Crew becomes hot new sport until Operation Varsity Blues II exposes that no student gets up before 4:30 a.m. or understands any crew lingo.

Clickbait headlines are ruining Junior’s future job prospects, so parents—accused of conspiracy to commit fraud for millions in bribes funneled through sham charity—silver-fork over $30,000 monthly retainers to a Public Relations Man to scrub son’s tarnished silver image. Big reveal: Junior is victim of mistaken identity.

Feds charge influencer parents with “criminal complaints” vs. indictments, leaving courtroom doors ajar. Prosperous parents hire high-power attorneys to fight back or take plea deals, facing fines and, maybe, a few months in jail. During trial, defendants approach the bench and are scolded by harried, balding judge exasperated by rapid-fire repartee between stylishly attired couples who, in a racy subplot, are embroiled in a Feydeau bedroom farce.
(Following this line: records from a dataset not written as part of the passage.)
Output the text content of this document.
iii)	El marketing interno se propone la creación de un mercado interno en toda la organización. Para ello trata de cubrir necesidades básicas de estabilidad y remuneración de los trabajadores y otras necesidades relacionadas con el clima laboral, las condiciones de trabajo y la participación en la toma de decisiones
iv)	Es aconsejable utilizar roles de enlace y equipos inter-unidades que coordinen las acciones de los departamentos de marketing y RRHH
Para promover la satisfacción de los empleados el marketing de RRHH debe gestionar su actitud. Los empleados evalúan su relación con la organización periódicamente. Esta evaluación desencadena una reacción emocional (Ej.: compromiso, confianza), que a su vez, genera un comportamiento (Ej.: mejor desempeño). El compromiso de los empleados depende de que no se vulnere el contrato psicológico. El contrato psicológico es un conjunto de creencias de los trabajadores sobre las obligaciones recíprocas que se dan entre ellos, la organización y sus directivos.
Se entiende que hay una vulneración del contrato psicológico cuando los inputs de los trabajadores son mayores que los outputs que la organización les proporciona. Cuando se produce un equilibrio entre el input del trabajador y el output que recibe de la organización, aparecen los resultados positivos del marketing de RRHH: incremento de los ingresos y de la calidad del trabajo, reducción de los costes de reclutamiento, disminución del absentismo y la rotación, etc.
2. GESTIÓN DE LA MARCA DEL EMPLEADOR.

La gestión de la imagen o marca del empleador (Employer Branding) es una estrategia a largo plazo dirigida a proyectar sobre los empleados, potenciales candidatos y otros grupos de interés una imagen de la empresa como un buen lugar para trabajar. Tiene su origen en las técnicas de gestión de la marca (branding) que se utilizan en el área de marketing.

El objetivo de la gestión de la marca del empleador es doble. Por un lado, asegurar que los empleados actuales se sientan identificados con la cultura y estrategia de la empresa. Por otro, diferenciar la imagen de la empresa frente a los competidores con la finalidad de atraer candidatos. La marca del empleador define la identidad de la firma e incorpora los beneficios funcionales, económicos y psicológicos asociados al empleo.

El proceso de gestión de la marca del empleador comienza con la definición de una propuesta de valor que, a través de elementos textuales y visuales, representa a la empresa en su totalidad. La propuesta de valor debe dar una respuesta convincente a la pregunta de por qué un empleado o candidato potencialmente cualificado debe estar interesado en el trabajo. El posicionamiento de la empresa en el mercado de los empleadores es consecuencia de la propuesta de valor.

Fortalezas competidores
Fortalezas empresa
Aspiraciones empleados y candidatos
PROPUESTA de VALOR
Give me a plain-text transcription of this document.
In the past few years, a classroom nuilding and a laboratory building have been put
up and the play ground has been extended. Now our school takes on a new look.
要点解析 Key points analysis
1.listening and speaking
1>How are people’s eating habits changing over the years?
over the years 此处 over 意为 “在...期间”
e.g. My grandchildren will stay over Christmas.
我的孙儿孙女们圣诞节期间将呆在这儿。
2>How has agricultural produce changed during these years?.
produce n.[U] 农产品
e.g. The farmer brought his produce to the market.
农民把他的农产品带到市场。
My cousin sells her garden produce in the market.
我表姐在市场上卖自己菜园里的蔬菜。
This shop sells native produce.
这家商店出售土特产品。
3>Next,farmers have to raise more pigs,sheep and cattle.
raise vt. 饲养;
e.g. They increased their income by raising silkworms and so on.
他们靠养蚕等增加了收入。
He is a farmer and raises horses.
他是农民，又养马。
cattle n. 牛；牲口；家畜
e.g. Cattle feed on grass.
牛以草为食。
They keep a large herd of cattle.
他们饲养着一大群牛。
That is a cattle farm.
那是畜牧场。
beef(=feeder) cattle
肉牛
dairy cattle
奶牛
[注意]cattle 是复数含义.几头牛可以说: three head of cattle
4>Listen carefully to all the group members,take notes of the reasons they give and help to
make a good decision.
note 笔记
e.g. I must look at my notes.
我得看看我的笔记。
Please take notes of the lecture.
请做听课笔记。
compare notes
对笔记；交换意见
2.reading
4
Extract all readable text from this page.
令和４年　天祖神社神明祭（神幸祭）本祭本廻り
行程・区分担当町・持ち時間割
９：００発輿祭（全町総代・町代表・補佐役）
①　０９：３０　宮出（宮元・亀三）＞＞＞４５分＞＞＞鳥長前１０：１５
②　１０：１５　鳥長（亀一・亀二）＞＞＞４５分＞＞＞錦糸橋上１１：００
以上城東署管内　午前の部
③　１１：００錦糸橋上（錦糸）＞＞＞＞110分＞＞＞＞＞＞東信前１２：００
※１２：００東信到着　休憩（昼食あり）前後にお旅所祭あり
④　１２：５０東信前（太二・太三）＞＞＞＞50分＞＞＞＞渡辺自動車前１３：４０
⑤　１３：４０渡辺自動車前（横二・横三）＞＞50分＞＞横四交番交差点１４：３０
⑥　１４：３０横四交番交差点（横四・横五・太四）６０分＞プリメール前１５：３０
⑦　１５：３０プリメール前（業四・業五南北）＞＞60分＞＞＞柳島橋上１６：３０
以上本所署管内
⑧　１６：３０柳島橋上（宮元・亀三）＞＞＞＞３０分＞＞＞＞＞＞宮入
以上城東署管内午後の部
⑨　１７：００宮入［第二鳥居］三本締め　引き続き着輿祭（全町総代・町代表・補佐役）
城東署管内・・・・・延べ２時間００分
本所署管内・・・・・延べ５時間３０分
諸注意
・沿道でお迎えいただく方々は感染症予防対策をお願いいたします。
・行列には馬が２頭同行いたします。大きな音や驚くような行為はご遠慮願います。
Perhaps nascent Hollywood was reluctant to completely tick off social classes with capital: Prosperous protagonists (as today nearly all white) faced embarrassing or financially fraught obstacles yet found redemption—albeit at the hand of a grounded, less-entitled character. And everything turned out okay. Reality and fiction coexisted in a hotbed of hilarity, which veiled yet exposed the darker undercurrents of inequity and injustice.

Well-heeled heroes or heroines face brief comeuppance in post-Millennial America. Yet, in the end, nearly everyone walks away with a slap on the Rolex.

— J. Cavanaugh Simpson is an essayist and Editor of 3QR: The Three Quarter Review. Also, among those first-generation undergrad college students who paid every dime plus interest on the way through.